The curtain rises after the familiar Mendelssohn overture, on a dark and glittering fairy woodland – the setting for both acts. Banks of fibre-optic fingers, sprouting polyp-like ‘flowers’ glow incandescently in this starlit darkness – a whimsical forest with multiple hiding places for fairies, at different levels. Beautifully lit by Kendall Smith to evoke magic and mystery, Tracy Grant Lord’s enchanting set (and costume) design, almost steals the show.

Rian Thompson and Lucy Green in Qb's A Midsummer Night's Dream. Photography David Kelly.

However, the plaudits go to Scarlett’s choreography. Anchored in the classical canon and always musically astute, the movement segues from the intricate to a breadth of spiralling off-balance turns and leaps. There is a clear delineation between the movement construct of the different characters, where the fairies for instance, move with a mercurial lightness. In frothy tutus of lapis lazuli blue, their very fast, tightly executed footwork and soft floating arms, are often punctuated by the sudden ‘hovering’ of a tightly drawn up 5th position en pointe.

Principal Artist Lucy Green was superb as Titania, with a boneless, languid fluidity, while perfectly capturing the character’s stubborn capriciousness. Her ‘love duet’ with Bottom’s (Rian Thompson) donkey was also deliciously amusing, and the luscious pas de deux with Principal Artist Joel Woellner as Oberon, a poetic embodiment of the play’s final moments.

Woellner captured Oberon’s strong-willed, and imperious character well – his sweeping solo at the top of Act 2 was an especially glorious visual realisation of the majestic Hebrides Overture – one of a selection of orchestral works by Mendelssohn selected by QB Music Director Nigel Gaynor to supplement the ‘Midsummer Night’s Dream overture and incidental music.

Kohei Iwamoto as Puck in QB's A Midsummer Nights Dream. Photograhy David Kelly.

The mercurial impishness of Puck was well captured by Kohei Iwamoto, who delivered a technically immaculate performance of the tricky turn and jump combinations. Thompson, undoubtedly the company’s comedy king, reprised the role of Bottom - his dance as the donkey a comedic assembly of hitch kicks, hip swivels and pawing pas de chats. His seven fellow Rustics were also a delight, their impeccable technique never compromised by the shenanigans afoot.

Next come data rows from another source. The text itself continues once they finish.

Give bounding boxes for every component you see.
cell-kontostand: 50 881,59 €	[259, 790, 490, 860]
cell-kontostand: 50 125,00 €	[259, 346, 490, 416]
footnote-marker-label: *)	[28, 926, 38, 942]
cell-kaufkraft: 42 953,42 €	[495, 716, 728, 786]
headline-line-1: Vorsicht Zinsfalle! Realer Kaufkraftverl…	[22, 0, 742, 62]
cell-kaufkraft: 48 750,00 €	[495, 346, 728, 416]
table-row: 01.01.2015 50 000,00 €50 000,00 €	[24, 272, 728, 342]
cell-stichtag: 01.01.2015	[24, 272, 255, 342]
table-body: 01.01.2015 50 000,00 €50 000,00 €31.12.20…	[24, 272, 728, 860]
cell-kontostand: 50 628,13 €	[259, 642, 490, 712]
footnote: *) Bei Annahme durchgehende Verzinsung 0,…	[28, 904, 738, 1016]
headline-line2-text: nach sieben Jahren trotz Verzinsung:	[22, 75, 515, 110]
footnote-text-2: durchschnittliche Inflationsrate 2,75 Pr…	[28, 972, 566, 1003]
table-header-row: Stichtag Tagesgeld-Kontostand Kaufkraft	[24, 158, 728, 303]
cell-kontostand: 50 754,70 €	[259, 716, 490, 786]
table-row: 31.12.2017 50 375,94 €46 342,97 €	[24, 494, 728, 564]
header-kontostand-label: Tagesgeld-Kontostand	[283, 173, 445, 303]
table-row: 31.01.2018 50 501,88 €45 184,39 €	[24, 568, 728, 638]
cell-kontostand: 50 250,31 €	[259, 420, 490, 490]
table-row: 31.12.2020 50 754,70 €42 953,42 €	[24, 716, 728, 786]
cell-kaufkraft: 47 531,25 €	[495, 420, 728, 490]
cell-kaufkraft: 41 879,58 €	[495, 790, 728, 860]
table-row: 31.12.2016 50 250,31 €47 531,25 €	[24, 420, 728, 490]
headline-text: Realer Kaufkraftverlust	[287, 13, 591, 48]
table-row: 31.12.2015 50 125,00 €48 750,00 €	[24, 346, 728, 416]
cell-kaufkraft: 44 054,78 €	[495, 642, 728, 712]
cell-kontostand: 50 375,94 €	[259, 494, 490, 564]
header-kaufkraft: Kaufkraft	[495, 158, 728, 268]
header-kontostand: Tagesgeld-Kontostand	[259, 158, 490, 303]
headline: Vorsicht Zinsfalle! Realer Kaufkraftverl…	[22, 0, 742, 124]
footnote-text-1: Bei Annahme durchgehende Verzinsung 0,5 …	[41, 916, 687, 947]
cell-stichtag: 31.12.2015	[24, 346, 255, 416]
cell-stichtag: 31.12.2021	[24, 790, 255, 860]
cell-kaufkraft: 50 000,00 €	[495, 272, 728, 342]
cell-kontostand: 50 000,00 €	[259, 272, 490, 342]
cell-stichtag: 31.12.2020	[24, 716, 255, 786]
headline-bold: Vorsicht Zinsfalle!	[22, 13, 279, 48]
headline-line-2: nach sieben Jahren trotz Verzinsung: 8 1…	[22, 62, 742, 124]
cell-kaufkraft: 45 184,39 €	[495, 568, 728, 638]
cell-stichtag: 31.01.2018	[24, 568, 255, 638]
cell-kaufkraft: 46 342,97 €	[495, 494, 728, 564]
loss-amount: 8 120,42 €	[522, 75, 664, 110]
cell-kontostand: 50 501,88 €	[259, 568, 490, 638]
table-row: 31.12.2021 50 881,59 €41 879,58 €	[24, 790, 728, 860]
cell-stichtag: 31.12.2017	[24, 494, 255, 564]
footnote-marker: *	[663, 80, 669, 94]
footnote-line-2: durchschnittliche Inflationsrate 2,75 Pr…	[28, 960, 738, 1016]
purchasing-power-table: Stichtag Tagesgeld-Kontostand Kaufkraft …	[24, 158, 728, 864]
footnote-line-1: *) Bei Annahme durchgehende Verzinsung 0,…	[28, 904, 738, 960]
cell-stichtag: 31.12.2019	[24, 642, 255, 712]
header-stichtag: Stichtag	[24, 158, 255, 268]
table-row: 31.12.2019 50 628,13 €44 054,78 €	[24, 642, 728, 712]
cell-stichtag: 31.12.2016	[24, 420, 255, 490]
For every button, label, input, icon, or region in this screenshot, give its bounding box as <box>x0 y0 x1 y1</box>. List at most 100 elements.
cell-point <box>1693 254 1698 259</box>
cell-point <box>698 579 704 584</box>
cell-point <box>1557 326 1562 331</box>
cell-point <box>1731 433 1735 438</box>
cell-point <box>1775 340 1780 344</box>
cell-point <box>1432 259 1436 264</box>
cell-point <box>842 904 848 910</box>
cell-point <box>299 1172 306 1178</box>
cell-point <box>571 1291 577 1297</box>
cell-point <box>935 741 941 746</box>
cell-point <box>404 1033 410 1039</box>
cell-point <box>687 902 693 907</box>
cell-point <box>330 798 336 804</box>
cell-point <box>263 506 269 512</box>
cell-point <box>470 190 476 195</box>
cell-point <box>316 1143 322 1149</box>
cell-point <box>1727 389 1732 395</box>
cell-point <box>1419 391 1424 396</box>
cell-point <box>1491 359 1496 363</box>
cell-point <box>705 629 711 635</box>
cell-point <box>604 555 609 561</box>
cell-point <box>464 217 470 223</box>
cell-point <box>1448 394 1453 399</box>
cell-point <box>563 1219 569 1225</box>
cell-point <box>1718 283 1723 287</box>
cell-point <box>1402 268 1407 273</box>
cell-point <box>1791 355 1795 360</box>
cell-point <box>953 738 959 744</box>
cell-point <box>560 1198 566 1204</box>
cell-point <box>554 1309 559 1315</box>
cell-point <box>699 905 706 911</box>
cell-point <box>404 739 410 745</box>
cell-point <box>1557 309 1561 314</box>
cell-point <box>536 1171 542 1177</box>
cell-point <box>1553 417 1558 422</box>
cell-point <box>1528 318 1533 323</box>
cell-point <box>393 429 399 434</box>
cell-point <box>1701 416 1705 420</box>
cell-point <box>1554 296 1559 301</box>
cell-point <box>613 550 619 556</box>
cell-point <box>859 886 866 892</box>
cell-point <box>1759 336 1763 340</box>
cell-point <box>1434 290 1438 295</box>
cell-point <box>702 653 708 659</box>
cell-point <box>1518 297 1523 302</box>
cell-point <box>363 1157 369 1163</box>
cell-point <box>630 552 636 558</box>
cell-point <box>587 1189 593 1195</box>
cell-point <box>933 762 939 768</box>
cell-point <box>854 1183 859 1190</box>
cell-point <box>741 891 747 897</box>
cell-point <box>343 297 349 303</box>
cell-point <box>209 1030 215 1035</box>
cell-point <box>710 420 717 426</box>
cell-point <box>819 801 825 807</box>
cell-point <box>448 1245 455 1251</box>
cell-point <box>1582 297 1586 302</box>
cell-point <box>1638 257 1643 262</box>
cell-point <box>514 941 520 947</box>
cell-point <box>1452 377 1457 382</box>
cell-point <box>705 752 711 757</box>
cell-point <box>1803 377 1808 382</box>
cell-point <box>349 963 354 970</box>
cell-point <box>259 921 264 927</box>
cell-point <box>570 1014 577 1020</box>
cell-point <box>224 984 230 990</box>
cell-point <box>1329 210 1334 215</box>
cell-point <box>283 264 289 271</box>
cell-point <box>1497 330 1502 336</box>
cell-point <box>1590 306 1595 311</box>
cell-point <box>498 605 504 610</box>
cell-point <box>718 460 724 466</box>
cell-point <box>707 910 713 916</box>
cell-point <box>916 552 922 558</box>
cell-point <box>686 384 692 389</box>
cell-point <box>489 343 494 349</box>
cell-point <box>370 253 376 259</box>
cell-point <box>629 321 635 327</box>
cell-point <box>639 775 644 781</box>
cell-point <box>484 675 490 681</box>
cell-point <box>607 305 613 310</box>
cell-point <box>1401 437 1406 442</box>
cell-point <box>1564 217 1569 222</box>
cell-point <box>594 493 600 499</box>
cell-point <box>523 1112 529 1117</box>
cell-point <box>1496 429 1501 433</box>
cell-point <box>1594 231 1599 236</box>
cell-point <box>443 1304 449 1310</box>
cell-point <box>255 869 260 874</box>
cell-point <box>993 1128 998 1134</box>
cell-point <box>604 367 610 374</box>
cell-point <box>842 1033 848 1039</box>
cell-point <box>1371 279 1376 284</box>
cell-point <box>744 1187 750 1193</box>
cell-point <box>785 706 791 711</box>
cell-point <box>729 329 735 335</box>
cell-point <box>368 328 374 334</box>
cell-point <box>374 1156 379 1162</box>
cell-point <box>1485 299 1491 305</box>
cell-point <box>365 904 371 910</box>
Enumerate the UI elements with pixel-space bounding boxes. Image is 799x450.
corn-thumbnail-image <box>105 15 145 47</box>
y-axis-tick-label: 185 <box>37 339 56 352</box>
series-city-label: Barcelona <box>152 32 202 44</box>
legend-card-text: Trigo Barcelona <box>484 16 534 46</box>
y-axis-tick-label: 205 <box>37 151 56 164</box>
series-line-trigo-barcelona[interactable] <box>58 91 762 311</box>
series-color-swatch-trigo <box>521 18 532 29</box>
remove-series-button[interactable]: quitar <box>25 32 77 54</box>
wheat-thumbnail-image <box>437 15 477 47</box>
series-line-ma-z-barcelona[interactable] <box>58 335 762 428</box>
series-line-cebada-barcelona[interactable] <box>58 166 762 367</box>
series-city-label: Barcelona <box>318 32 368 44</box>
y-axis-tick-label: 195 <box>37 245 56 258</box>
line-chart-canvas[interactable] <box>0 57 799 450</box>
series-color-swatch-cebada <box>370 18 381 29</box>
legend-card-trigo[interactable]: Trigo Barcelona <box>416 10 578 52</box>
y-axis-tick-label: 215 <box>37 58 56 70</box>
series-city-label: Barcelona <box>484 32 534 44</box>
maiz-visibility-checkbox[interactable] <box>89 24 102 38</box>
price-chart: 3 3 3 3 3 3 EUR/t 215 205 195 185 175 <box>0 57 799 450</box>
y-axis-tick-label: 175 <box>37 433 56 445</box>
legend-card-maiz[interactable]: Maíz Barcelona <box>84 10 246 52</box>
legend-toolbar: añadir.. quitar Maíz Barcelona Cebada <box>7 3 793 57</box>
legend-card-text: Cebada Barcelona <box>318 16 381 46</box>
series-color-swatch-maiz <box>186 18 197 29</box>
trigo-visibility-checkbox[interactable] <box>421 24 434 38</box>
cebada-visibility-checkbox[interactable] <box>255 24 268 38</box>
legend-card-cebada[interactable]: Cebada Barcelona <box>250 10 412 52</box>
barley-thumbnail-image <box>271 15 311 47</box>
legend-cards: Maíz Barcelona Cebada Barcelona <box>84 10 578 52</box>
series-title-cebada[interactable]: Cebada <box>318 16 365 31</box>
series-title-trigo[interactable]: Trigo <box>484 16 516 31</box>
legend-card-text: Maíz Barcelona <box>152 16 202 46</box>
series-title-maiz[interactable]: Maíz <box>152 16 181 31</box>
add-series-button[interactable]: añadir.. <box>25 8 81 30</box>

However, it was a bespectacled Georgia Swan (Helena), Vito Bernasconi (Demetrius), Chiara Gonzalez (Hermia), and Alexander Idaszak (Lysander) who collectively provided most of the merriment as their characters fell in and out of love. The mayhem of mismatched lovers was cleverly told by both the movement and music, most notably in a manic pas de trois, in which Demetrius and Lysander battle for Helena’s affections. The comic timing shown here, and in the earlier duet between Helena and Demetrius, was masterful.

The idiosyncratic lead fairies, Mustard Seed (Laura Tosar), Moth (Isabella Swietlicki), Peaseblossom (Sophie Zoricic), and Cobweb (Paige Rochester), each had their own quirky personality, but, together with the six fairies of the corps, and moving like quicksilver, were all beautifully together en masse.

This season is the first for newly appointed QB Artistic Director, Leanne Benjamin, and a terrific start. The company of dancers appeared fresh and energised in a performance by all that was flawless. If you’re in Brisbane, ballet lover or otherwise, the show’s not to be missed!